Multimedia retrieval

TitleMultimedia retrieval
Publication TypePresentation
Year of Publication2006
Conference NameSummer Meeting on Corpus-based Research
Authorsvan Hessen, Arjan
PublisherNederlandse Vereniging voor Fonetische Wetenschappen
Conference LocationNijmegen, The Netherlands

The number of digital multimedia collections is growing rapidly. Due to the ever declining costs of recording audio and video, and due to improved preservation technology, huge data sets containing text, audio, video and images are created, both by professionals and non-professionals.

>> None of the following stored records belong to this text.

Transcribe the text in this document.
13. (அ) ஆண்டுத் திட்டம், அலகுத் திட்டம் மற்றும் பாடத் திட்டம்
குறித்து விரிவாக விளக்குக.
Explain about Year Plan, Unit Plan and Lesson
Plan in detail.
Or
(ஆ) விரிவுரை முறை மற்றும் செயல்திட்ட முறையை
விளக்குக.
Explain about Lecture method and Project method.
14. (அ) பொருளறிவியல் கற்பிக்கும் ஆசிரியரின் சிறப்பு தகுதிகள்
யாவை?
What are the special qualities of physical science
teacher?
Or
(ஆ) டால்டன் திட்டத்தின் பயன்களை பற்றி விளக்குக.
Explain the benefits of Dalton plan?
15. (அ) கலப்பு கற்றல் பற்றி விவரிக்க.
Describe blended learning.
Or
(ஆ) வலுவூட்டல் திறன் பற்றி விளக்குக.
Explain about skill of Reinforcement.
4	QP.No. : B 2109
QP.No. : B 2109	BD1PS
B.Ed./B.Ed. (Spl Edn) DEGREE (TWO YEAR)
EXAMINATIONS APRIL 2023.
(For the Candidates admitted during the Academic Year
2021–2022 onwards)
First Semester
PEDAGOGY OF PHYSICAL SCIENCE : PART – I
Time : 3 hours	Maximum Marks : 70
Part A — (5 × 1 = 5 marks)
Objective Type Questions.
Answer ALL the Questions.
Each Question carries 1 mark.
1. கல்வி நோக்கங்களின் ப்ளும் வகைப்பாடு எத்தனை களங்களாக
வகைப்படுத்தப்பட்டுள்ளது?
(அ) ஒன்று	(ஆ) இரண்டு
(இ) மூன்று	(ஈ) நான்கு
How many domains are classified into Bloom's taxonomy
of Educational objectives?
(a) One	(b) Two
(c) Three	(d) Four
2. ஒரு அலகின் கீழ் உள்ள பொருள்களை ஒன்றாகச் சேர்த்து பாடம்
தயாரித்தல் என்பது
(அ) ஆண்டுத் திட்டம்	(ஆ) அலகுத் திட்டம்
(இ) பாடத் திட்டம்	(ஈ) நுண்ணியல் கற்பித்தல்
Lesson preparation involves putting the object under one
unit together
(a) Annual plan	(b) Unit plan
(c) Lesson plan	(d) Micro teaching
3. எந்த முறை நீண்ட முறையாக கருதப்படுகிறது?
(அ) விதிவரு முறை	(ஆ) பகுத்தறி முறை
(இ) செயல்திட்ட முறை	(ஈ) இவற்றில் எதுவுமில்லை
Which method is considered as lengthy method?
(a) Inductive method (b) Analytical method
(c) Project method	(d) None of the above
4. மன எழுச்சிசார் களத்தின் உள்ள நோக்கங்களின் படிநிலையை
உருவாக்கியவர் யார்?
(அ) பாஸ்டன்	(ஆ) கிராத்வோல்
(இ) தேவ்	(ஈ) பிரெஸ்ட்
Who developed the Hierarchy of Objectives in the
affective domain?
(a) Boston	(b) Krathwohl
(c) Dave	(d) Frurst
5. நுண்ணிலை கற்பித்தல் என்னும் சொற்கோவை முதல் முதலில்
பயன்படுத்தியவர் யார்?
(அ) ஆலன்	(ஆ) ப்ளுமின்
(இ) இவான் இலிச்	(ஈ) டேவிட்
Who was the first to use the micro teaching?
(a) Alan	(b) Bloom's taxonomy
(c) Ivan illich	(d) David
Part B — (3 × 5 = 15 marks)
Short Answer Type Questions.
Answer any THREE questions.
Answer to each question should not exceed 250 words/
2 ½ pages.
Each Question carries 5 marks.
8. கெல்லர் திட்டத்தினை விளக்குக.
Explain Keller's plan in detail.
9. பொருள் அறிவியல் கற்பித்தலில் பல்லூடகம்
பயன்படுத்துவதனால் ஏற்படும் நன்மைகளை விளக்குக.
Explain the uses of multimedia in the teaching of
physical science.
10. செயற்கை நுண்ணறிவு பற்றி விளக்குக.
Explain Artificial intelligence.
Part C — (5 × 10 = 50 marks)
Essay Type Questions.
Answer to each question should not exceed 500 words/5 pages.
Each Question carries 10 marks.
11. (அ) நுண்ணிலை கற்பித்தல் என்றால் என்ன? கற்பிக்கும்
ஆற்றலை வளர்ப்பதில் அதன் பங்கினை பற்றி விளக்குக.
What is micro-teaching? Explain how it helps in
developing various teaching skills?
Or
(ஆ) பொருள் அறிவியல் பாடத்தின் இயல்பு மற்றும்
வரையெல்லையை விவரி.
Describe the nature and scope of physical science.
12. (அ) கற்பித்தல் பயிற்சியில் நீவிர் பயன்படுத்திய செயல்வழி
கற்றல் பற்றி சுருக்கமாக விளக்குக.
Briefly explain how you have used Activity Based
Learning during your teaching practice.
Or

The reasons for building up these collections may vary. Organisations such as broadcast companies consider the production and publishing of multimedia data as their core business. Within these companies there is a tendency to search for "means" to get more out the produced content: a nice example is the added basic search functionality in the "uitzending gemist" collection. Other organisations are merely interested in obtaining insight in the internal information flow, for internal (corporate meetings that are recorded) or public use (council meetings that are recorded and webcasted). A number of organisations in the Netherlands administer spoken-word archives: recordings of spoken interviews and testimonies on diverging topics such as retrospective narratives, eye witness reports and historical site descriptions. Modern variants of these spoken-word archives are archives of 'Podcasts', 'Vodcasts' (video podcasts) and 'Vlogs' (video weblog), created in order to share 'home-made' information with "the world".

The Human Media Interaction (HMI) group is set within the computer science department and the Centre of Telematics and Information Technology (CTIT) and has a long history in multimedia retrieval research. Especially the use of audio mining and speech recognition technology in multimedia retrieval (SDR or spoken document retrieval) is an important research focus.

The presentation is focussed on the possibility to index and access spoken archives via the use of automatic speech recognition technology. The index, based on the imperfect recognition results is then used to search the document collection and relate individual documents to other information sources in (potentially) any media format. We will discuss the running demo application in which the recognised speech of the 8 o'clock news is used to connect news items with 5 (most) similar newspaper documents from the Twente News Corpus.